The Walking Dead
“Days Gone By,” the premiere episode of The Walking Dead, debuted in October of 2010, thus thrusting the show’s death-grip onto millions of fans. Imagine, a show about humans, loved ones, rising from the dead to feast on fellow humans, shockingly splayed against physical reminders of what our world was, keeping a grip on an audience for so long. The apocalyptic imagery becoming iconic. The view of Rick, a lone horseman, riding towards Atlanta, a city overrun by the dead. The burnt black cars and signs of violent struggles in the slow lane out of town. Those first few years felt unchartered, the show at once disturbing and moving, while walking us through the devastation. Addictive.
See the barn scene in Season 2, when Rick tells Carl to take the gun. Tells him the harsh truth about the world they live in and how everyone dies, no matter how hard you try or hope. No matter how much you love someone they will pass, because everyone dies. The heartbreak of a father having to tell a son this truth at such a young age. The two sitting quietly looking out over the farm, you can see there’s a chill in the air, with Rick’s fatherly voice unrelenting in its honesty. The slow, faltering piano sounding very much like a breaking heart.

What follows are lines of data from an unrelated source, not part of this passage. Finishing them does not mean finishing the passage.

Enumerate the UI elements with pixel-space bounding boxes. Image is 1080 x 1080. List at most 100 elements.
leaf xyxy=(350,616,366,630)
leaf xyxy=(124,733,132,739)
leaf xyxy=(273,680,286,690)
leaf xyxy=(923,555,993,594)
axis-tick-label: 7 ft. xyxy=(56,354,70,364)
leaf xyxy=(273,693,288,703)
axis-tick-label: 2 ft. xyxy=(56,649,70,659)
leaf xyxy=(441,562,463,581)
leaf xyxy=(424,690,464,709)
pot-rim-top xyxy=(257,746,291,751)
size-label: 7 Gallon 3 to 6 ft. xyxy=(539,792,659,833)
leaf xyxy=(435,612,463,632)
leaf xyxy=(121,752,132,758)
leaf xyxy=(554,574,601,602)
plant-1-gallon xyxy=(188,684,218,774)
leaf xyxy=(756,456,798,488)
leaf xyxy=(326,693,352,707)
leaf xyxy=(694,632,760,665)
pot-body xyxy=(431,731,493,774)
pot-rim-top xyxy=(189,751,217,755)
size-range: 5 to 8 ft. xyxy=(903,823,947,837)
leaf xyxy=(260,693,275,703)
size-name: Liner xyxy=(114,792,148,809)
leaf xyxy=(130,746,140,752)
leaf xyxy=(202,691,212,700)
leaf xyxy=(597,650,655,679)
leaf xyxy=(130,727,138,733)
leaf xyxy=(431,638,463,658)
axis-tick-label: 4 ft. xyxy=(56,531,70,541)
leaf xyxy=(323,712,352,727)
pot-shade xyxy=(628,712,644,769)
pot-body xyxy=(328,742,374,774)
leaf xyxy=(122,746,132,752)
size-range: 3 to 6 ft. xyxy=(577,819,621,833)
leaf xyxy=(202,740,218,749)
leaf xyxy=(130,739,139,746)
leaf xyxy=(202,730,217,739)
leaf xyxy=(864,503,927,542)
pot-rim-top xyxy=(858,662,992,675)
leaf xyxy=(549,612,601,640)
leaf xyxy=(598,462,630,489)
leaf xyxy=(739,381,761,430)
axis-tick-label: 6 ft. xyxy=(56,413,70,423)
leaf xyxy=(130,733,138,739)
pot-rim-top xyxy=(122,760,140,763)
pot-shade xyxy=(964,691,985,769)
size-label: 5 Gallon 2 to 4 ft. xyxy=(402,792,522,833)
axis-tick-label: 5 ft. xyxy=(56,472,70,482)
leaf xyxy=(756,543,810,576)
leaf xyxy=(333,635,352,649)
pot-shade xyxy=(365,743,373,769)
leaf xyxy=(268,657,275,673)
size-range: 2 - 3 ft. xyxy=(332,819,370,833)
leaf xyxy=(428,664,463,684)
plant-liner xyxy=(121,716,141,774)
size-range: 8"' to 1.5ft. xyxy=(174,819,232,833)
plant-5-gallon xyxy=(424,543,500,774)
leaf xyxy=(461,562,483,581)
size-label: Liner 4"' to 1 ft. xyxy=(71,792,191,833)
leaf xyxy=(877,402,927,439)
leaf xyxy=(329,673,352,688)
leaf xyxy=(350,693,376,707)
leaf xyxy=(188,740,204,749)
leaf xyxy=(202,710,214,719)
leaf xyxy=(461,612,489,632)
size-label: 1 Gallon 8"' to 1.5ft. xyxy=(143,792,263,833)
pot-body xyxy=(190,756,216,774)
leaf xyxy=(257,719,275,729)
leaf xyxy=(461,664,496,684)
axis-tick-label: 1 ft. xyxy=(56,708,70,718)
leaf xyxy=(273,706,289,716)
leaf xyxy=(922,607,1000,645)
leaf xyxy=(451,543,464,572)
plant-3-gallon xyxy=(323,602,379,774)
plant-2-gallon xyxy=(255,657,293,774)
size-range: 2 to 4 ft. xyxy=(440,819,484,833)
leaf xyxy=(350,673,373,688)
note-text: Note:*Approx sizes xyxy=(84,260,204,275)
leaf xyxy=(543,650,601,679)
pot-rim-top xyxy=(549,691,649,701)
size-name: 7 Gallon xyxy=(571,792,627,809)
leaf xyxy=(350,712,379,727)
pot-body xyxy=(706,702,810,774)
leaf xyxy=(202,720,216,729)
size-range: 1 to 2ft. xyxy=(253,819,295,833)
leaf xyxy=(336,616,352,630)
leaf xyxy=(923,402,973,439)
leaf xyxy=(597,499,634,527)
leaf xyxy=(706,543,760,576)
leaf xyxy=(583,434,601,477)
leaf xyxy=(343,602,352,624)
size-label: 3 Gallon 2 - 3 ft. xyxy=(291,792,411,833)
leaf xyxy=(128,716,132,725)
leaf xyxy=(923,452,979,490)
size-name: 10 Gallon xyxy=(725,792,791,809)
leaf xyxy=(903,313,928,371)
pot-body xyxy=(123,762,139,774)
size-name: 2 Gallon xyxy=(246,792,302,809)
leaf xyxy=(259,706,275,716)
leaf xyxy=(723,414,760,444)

The season 2 death of group sage and moral compass Dale Horvath sent viewers into absolute grief. After standing against the violent, chaos brought by antagonist Shane, Dale wanders from the house and into the quiet, misty fields, distracted by his disappointment in his fellow survivors and at a loss from their apparent ethical decline. He’s attacked by a roaming walker and brutally, mortally wounded. Ultimately, after much suffering, he is euthanized by Daryl Dixon with a bullet to the forehead. He dies in agony, with the group frenzied and wailing, confirming there is not always a happy ending.
“Killer Within” finds the survivors enjoying the small victories they have fought for when the rug is pulled from underneath them, once again. The prison yard, just recently cleared, is sabotaged and a mass of walkers are unleashed on our odd, feral family. The group is divided, then separated, and a pregnant Lori is taken to safety by the truly fearless Maggie and Lori’s son, Carl. The choices made by the trio while hiding away from the swarm of walkers is so personal and poignant that it is impossible not to be affected. When Lori’s baby cries out as only Carl and Maggie walk from the deep dark of the prison, Rick collapses in grief. His misery is palpable.
Hope and Humanity
The group fights their own internal demons, whether they be prejudice, greed, addiction, or pride. And the outside world is constantly beating on the doors and rattling collective swords. Yet, by always choosing to gather and work as a community, whether building their homes or defending them, the heroes of The Walking Dead not only survive, but continue to look and fight for meaning and purpose. When they step back from the brink and make the humane choice they move forward as people, and further separate themselves from the mindless flesh-eating monsters living around them, which for me, has always been the main point of the story.